'We destroy & vandalize things out of frustration': Migrant in Sweden admits to setting cars on fire
In a letter penned to the Swedish VLT newspaper, the unnamed young man blamed discrimination from those in power for making him and others like him feel unwelcome in the country.
The man, who claimed to be from a residential area of Skallberget in the city of Vasteras in central Sweden, said he arrived to the European country "in the early age." Suggesting that he himself has never been convicted of anything, he said that he was yet "one of those who have been most badly treated."
Police have "abused their power" the way they treated him, he claimed, adding that such humiliation made him "really depressed."

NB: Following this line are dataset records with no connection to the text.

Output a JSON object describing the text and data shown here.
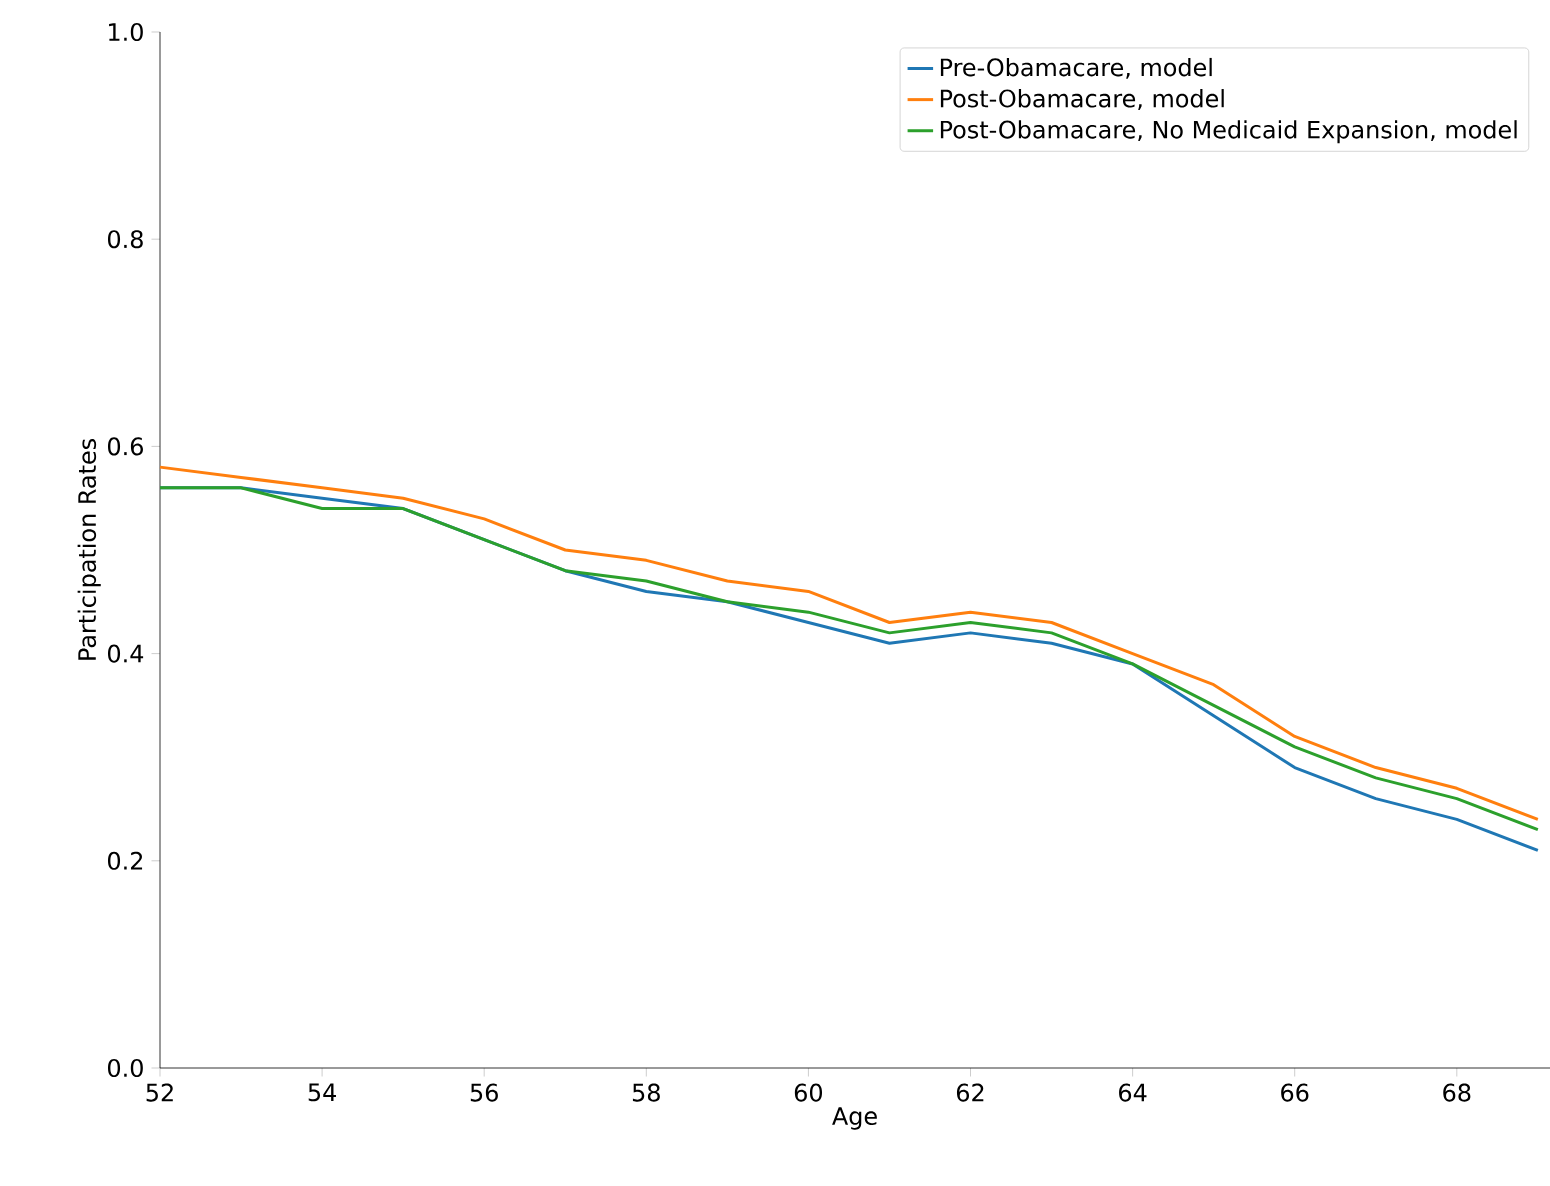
{
  "chart_data": {
    "type": "line",
    "xlabel": "Age",
    "ylabel": "Participation Rates",
    "x": [
      52,
      53,
      54,
      55,
      56,
      57,
      58,
      59,
      60,
      61,
      62,
      63,
      64,
      65,
      66,
      67,
      68,
      69
    ],
    "xlim": [
      52,
      69.15
    ],
    "xticks": [
      52,
      54,
      56,
      58,
      60,
      62,
      64,
      66,
      68
    ],
    "ylim": [
      0,
      1
    ],
    "yticks": [
      {
        "value": 0,
        "label": "0.0"
      },
      {
        "value": 0.2,
        "label": "0.2"
      },
      {
        "value": 0.4,
        "label": "0.4"
      },
      {
        "value": 0.6,
        "label": "0.6"
      },
      {
        "value": 0.8,
        "label": "0.8"
      },
      {
        "value": 1,
        "label": "1.0"
      }
    ],
    "legend": "top right",
    "grid": false,
    "marker": "none",
    "line_style": "solid",
    "series": [
      {
        "name": "Pre-Obamacare, model",
        "color": "#1f77b4",
        "values": [
          0.56,
          0.56,
          0.55,
          0.54,
          0.51,
          0.48,
          0.46,
          0.45,
          0.43,
          0.41,
          0.42,
          0.41,
          0.39,
          0.34,
          0.29,
          0.26,
          0.24,
          0.21
        ]
      },
      {
        "name": "Post-Obamacare, model",
        "color": "#ff7f0e",
        "values": [
          0.58,
          0.57,
          0.56,
          0.55,
          0.53,
          0.5,
          0.49,
          0.47,
          0.46,
          0.43,
          0.44,
          0.43,
          0.4,
          0.37,
          0.32,
          0.29,
          0.27,
          0.24
        ]
      },
      {
        "name": "Post-Obamacare, No Medicaid Expansion, model",
        "color": "#2ca02c",
        "values": [
          0.56,
          0.56,
          0.54,
          0.54,
          0.51,
          0.48,
          0.47,
          0.45,
          0.44,
          0.42,
          0.43,
          0.42,
          0.39,
          0.35,
          0.31,
          0.28,
          0.26,
          0.23
        ]
      }
    ]
  }
}
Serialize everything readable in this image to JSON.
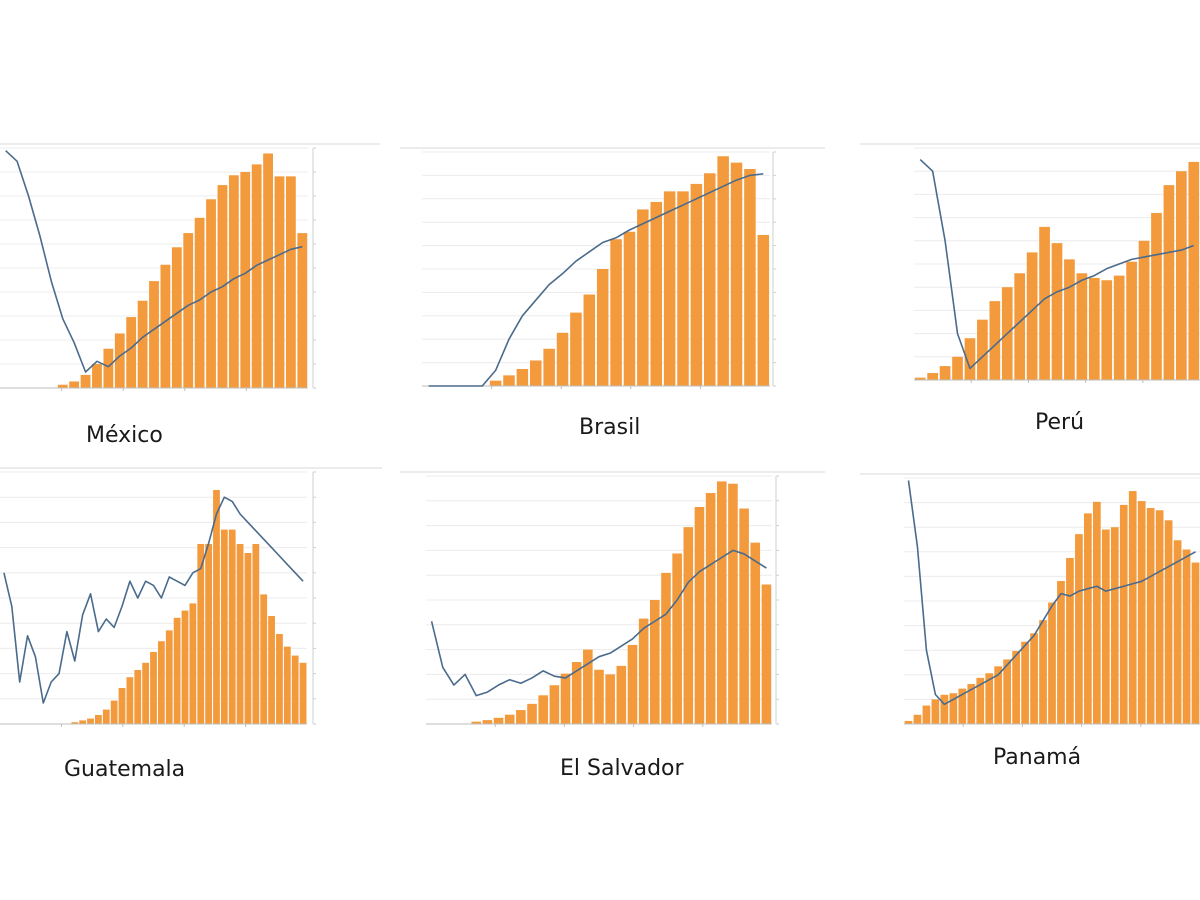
{
  "chart_data": [
    {
      "type": "bar",
      "title": "México",
      "categories": [
        "",
        "",
        "",
        "",
        "",
        "",
        "",
        "",
        "",
        "",
        "",
        "",
        "",
        "",
        "",
        "",
        "",
        "",
        "",
        "",
        "",
        "",
        "",
        "",
        "",
        "",
        ""
      ],
      "series": [
        {
          "type": "bar",
          "color": "#F39A3C",
          "values": [
            0,
            0,
            0,
            0,
            0,
            0.3,
            0.6,
            1.2,
            2.2,
            3.6,
            5.0,
            6.5,
            8.0,
            9.8,
            11.3,
            12.9,
            14.2,
            15.6,
            17.3,
            18.6,
            19.5,
            19.8,
            20.5,
            21.5,
            19.4,
            19.4,
            14.2
          ]
        },
        {
          "type": "line",
          "color": "#4A6B8C",
          "values": [
            0.089,
            0.085,
            0.072,
            0.057,
            0.04,
            0.026,
            0.017,
            0.006,
            0.01,
            0.008,
            0.012,
            0.015,
            0.019,
            0.022,
            0.025,
            0.028,
            0.031,
            0.033,
            0.036,
            0.038,
            0.041,
            0.043,
            0.046,
            0.048,
            0.05,
            0.052,
            0.053
          ]
        }
      ],
      "x_tick_labels": [
        "",
        "",
        "",
        ""
      ],
      "ylim": [
        0,
        22
      ],
      "y2lim": [
        0,
        0.09
      ],
      "grid": true
    },
    {
      "type": "bar",
      "title": "Brasil",
      "categories": [
        "",
        "",
        "",
        "",
        "",
        "",
        "",
        "",
        "",
        "",
        "",
        "",
        "",
        "",
        "",
        "",
        "",
        "",
        "",
        "",
        "",
        "",
        "",
        "",
        "",
        ""
      ],
      "series": [
        {
          "type": "bar",
          "color": "#F39A3C",
          "values": [
            0,
            0,
            0,
            0,
            0,
            0.5,
            1.0,
            1.6,
            2.4,
            3.5,
            5.0,
            6.9,
            8.6,
            11.0,
            13.8,
            14.5,
            16.6,
            17.3,
            18.3,
            18.3,
            19.0,
            20.0,
            21.6,
            21.0,
            20.4,
            14.2
          ]
        },
        {
          "type": "line",
          "color": "#4A6B8C",
          "values": [
            0.0,
            0.0,
            0.0,
            0.0,
            0.0,
            0.01,
            0.03,
            0.045,
            0.055,
            0.065,
            0.072,
            0.08,
            0.086,
            0.092,
            0.095,
            0.1,
            0.104,
            0.108,
            0.112,
            0.116,
            0.12,
            0.124,
            0.128,
            0.132,
            0.135,
            0.136
          ]
        }
      ],
      "x_tick_labels": [
        "",
        "",
        "",
        ""
      ],
      "ylim": [
        0,
        22
      ],
      "y2lim": [
        0,
        0.15
      ],
      "grid": true
    },
    {
      "type": "bar",
      "title": "Perú",
      "categories": [
        "",
        "",
        "",
        "",
        "",
        "",
        "",
        "",
        "",
        "",
        "",
        "",
        "",
        "",
        "",
        "",
        "",
        "",
        "",
        "",
        "",
        "",
        ""
      ],
      "series": [
        {
          "type": "bar",
          "color": "#F39A3C",
          "values": [
            0.1,
            0.3,
            0.6,
            1.0,
            1.8,
            2.6,
            3.4,
            4.0,
            4.6,
            5.5,
            6.6,
            5.9,
            5.2,
            4.6,
            4.4,
            4.3,
            4.5,
            5.1,
            6.0,
            7.2,
            8.4,
            9.0,
            9.4
          ]
        },
        {
          "type": "line",
          "color": "#4A6B8C",
          "values": [
            0.095,
            0.09,
            0.06,
            0.02,
            0.005,
            0.01,
            0.015,
            0.02,
            0.025,
            0.03,
            0.035,
            0.038,
            0.04,
            0.043,
            0.045,
            0.048,
            0.05,
            0.052,
            0.053,
            0.054,
            0.055,
            0.056,
            0.058
          ]
        }
      ],
      "x_tick_labels": [
        "",
        "",
        "",
        ""
      ],
      "ylim": [
        0,
        10
      ],
      "y2lim": [
        0,
        0.1
      ],
      "grid": true
    },
    {
      "type": "bar",
      "title": "Guatemala",
      "categories": [
        "",
        "",
        "",
        "",
        "",
        "",
        "",
        "",
        "",
        "",
        "",
        "",
        "",
        "",
        "",
        "",
        "",
        "",
        "",
        "",
        "",
        "",
        "",
        "",
        "",
        "",
        "",
        "",
        "",
        "",
        "",
        "",
        "",
        "",
        "",
        "",
        "",
        "",
        ""
      ],
      "series": [
        {
          "type": "bar",
          "color": "#F39A3C",
          "values": [
            0,
            0,
            0,
            0,
            0,
            0,
            0,
            0,
            0,
            0.1,
            0.2,
            0.3,
            0.5,
            0.8,
            1.3,
            2.0,
            2.6,
            3.0,
            3.4,
            4.0,
            4.6,
            5.2,
            5.9,
            6.3,
            6.7,
            10.0,
            10.0,
            13.0,
            10.8,
            10.8,
            10.0,
            9.5,
            10.0,
            7.2,
            6.0,
            5.0,
            4.3,
            3.8,
            3.4
          ]
        },
        {
          "type": "line",
          "color": "#4A6B8C",
          "values": [
            0.36,
            0.28,
            0.1,
            0.21,
            0.16,
            0.05,
            0.1,
            0.12,
            0.22,
            0.15,
            0.26,
            0.31,
            0.22,
            0.25,
            0.23,
            0.28,
            0.34,
            0.3,
            0.34,
            0.33,
            0.3,
            0.35,
            0.34,
            0.33,
            0.36,
            0.37,
            0.43,
            0.5,
            0.54,
            0.53,
            0.5,
            0.48,
            0.46,
            0.44,
            0.42,
            0.4,
            0.38,
            0.36,
            0.34
          ]
        }
      ],
      "x_tick_labels": [
        "",
        "",
        "",
        ""
      ],
      "ylim": [
        0,
        14
      ],
      "y2lim": [
        0,
        0.6
      ],
      "grid": true
    },
    {
      "type": "bar",
      "title": "El Salvador",
      "categories": [
        "",
        "",
        "",
        "",
        "",
        "",
        "",
        "",
        "",
        "",
        "",
        "",
        "",
        "",
        "",
        "",
        "",
        "",
        "",
        "",
        "",
        "",
        "",
        "",
        "",
        "",
        "",
        "",
        "",
        "",
        ""
      ],
      "series": [
        {
          "type": "bar",
          "color": "#F39A3C",
          "values": [
            0,
            0,
            0,
            0,
            0.3,
            0.5,
            0.8,
            1.2,
            1.8,
            2.6,
            3.7,
            5.0,
            6.5,
            8.0,
            9.6,
            7.0,
            6.4,
            7.5,
            10.2,
            13.6,
            16.0,
            19.5,
            22.0,
            25.4,
            28.0,
            29.8,
            31.3,
            31.0,
            27.8,
            23.4,
            18.0
          ]
        },
        {
          "type": "line",
          "color": "#4A6B8C",
          "values": [
            0.58,
            0.32,
            0.22,
            0.28,
            0.16,
            0.18,
            0.22,
            0.25,
            0.23,
            0.26,
            0.3,
            0.27,
            0.26,
            0.3,
            0.34,
            0.38,
            0.4,
            0.44,
            0.48,
            0.54,
            0.58,
            0.62,
            0.7,
            0.8,
            0.86,
            0.9,
            0.94,
            0.98,
            0.96,
            0.92,
            0.88
          ]
        }
      ],
      "x_tick_labels": [
        "",
        "",
        "",
        ""
      ],
      "ylim": [
        0,
        32
      ],
      "y2lim": [
        0,
        1.4
      ],
      "grid": true
    },
    {
      "type": "bar",
      "title": "Panamá",
      "categories": [
        "",
        "",
        "",
        "",
        "",
        "",
        "",
        "",
        "",
        "",
        "",
        "",
        "",
        "",
        "",
        "",
        "",
        "",
        "",
        "",
        "",
        "",
        "",
        "",
        "",
        "",
        "",
        "",
        "",
        "",
        "",
        "",
        ""
      ],
      "series": [
        {
          "type": "bar",
          "color": "#F39A3C",
          "values": [
            0.4,
            1.2,
            2.4,
            3.2,
            3.8,
            4.0,
            4.6,
            5.2,
            6.0,
            6.6,
            7.5,
            8.4,
            9.5,
            10.7,
            11.8,
            13.5,
            15.8,
            18.6,
            21.6,
            24.7,
            27.4,
            28.9,
            25.3,
            25.6,
            28.5,
            30.3,
            29.0,
            28.1,
            27.8,
            26.5,
            23.9,
            22.7,
            21.0
          ]
        },
        {
          "type": "line",
          "color": "#4A6B8C",
          "values": [
            0.99,
            0.72,
            0.3,
            0.12,
            0.08,
            0.1,
            0.12,
            0.14,
            0.16,
            0.18,
            0.2,
            0.24,
            0.28,
            0.32,
            0.36,
            0.42,
            0.48,
            0.53,
            0.52,
            0.54,
            0.55,
            0.56,
            0.54,
            0.55,
            0.56,
            0.57,
            0.58,
            0.6,
            0.62,
            0.64,
            0.66,
            0.68,
            0.7
          ]
        }
      ],
      "x_tick_labels": [
        "",
        "",
        "",
        ""
      ],
      "ylim": [
        0,
        32
      ],
      "y2lim": [
        0,
        1.0
      ],
      "grid": true
    }
  ]
}
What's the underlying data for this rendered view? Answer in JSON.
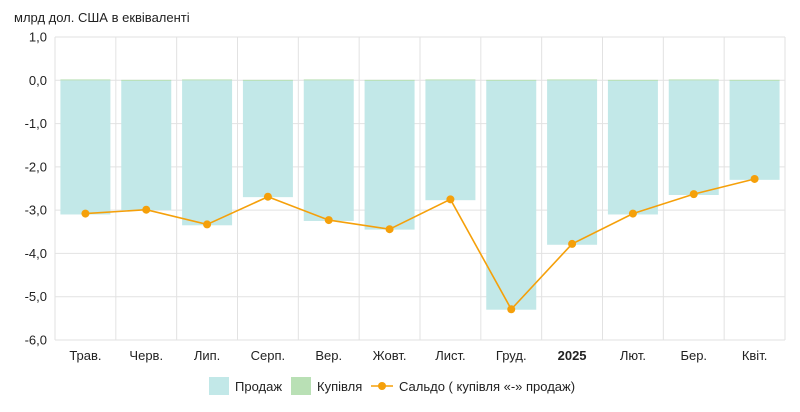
{
  "chart_data": {
    "type": "bar",
    "ylabel": "млрд дол. США в еквіваленті",
    "ylim": [
      -6,
      1
    ],
    "yticks": [
      "1,0",
      "0,0",
      "-1,0",
      "-2,0",
      "-3,0",
      "-4,0",
      "-5,0",
      "-6,0"
    ],
    "ytick_values": [
      1,
      0,
      -1,
      -2,
      -3,
      -4,
      -5,
      -6
    ],
    "categories": [
      "Трав.",
      "Черв.",
      "Лип.",
      "Серп.",
      "Вер.",
      "Жовт.",
      "Лист.",
      "Груд.",
      "2025",
      "Лют.",
      "Бер.",
      "Квіт."
    ],
    "bold_categories": [
      "2025"
    ],
    "grid": true,
    "legend_position": "bottom",
    "series": [
      {
        "name": "Продаж",
        "kind": "bar",
        "color": "#c2e8e8",
        "values": [
          -3.1,
          -3.0,
          -3.35,
          -2.7,
          -3.25,
          -3.45,
          -2.77,
          -5.3,
          -3.8,
          -3.1,
          -2.65,
          -2.3
        ]
      },
      {
        "name": "Купівля",
        "kind": "bar",
        "color": "#b9e0b5",
        "values": [
          0.02,
          0.01,
          0.02,
          0.01,
          0.02,
          0.01,
          0.02,
          0.01,
          0.02,
          0.01,
          0.02,
          0.01
        ]
      },
      {
        "name": "Сальдо ( купівля «-» продаж)",
        "kind": "line",
        "color": "#f5a00a",
        "values": [
          -3.08,
          -2.99,
          -3.33,
          -2.69,
          -3.23,
          -3.44,
          -2.75,
          -5.29,
          -3.78,
          -3.08,
          -2.63,
          -2.28
        ]
      }
    ]
  }
}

"Already at an early age I became a man who was treated differently. Sometimes it was because of ethnicity, sometimes because we were at a certain place, and sometimes just because those very people with the power messed with us," he wrote, adding: "So many times I had been propped up against the wall and strip-searched in front of my loved ones."
But it wasn't just the law enforcement who allegedly made his life miserable, he said.
"The older adults in the area look at us as if we are animals or abnormal," the man wrote in his letter, adding that he felt the lack of resources for a normal living in his area. While other neighborhoods had cafes and recreation centers, his local sports ground did not even have lighting, he claimed. "The semi-broken football pitch has actually been unplayable for over two years."
Together, these factors create a sense of hopelessness and frustration, causing young people from such neighborhoods to lash out, particularly by setting cars on fire. The acts of arson, according to the writer, are cries for help. "It was a way to get out the anger, but also [a cry for] attention, a way to try to get those around us to react and listen to us!"
The letter's author suggested "it is cheaper to buy and create some more positive things" in his neighborhood than spent the money "on insurance" and cover the costs for the fire department.
"In short, it is clear as hell that we take out our frustration by destroying and vandalizing when we are short of other activities here," he concluded.
The letter was apparently written in response to a wave of arson attacks on cars that has hit the European country this year. Mostly centered around Stockholm and Malmo, some 2,000 vehicles have been set on fire between January and July, according to the Swedish National Council for Crime Prevention.
Despite being a relatively low-crime country, there have been alarming reports of over fifty so-called "no-go zones" across Sweden where crime rates are high and police officers are at risk of attack.